Modern bird species vary greatly in their ecology and lifestyle, from aerial fliers to terrestrial runners and marine divers, from tiny hummingbirds to giant extinct elephant birds, and from penguins nesting in the Antarctic winter to toucans breeding in tropical rainforests. Despite that variation in lifestyle, all existing birds have remained committed to internal fertilization, egg laying, incubation, and other distinctive features of avian reproductive biology, with only minor variations among species. (The principal exceptions are the brush turkeys of Australia and the Pacific islands: they incubate their eggs with external heat sources, such as fermentative, volcanic, or solar heat, rather than with body heat.) If one were designing a bird from scratch, perhaps one could come up with a better but entirely different reproductive strategy, such as that of bats, which fly like birds but reproduce by pregnancy, live birth, and lactation. Whatever the virtues of that bat solution, it would require too many major changes for birds, which remain committed to their own solution.
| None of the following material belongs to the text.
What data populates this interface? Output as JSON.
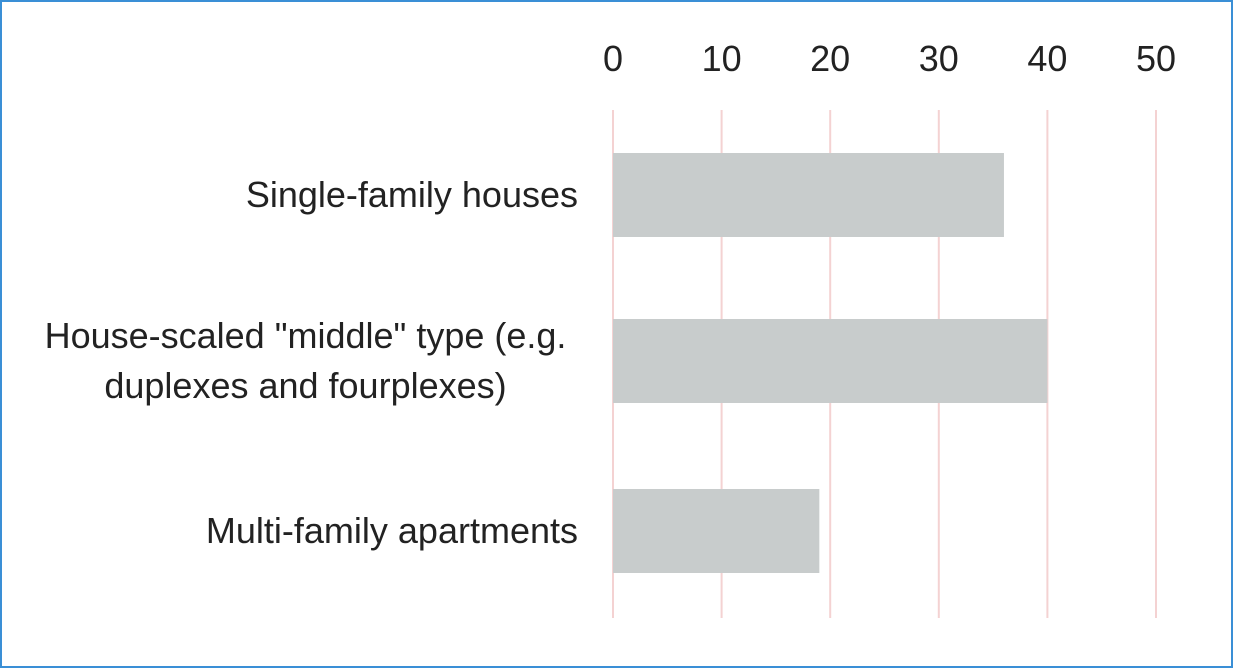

Mammals have their own long history of evolutionary commitment to their solution to the same problem of what to do with an internally fertilized egg. The mammalian solution begins with pregnancy, an obligate period of embryonic development within the mother that lasts much longer than in any mother bird. Pregnancy's duration ranges from a minimum of twelve days in bandicoots to twenty-two months in elephants. That big initial commitment by a female mammal makes it impossible for her to bluff her way out of further commitment and has led to the evolution of female lactation. Like birds, mammals have evidently been committed to their distinctive solution for a long time. Lactation does not leave fossil traces, but it is shared among the three living groups of mammals (monotremes, marsupials, and placentals), which had already differentiated from each other by 135 million years ago. Hence lactation presumably arose in some mammal-like reptilian ancestor (so-called therapsid reptiles) even earlier.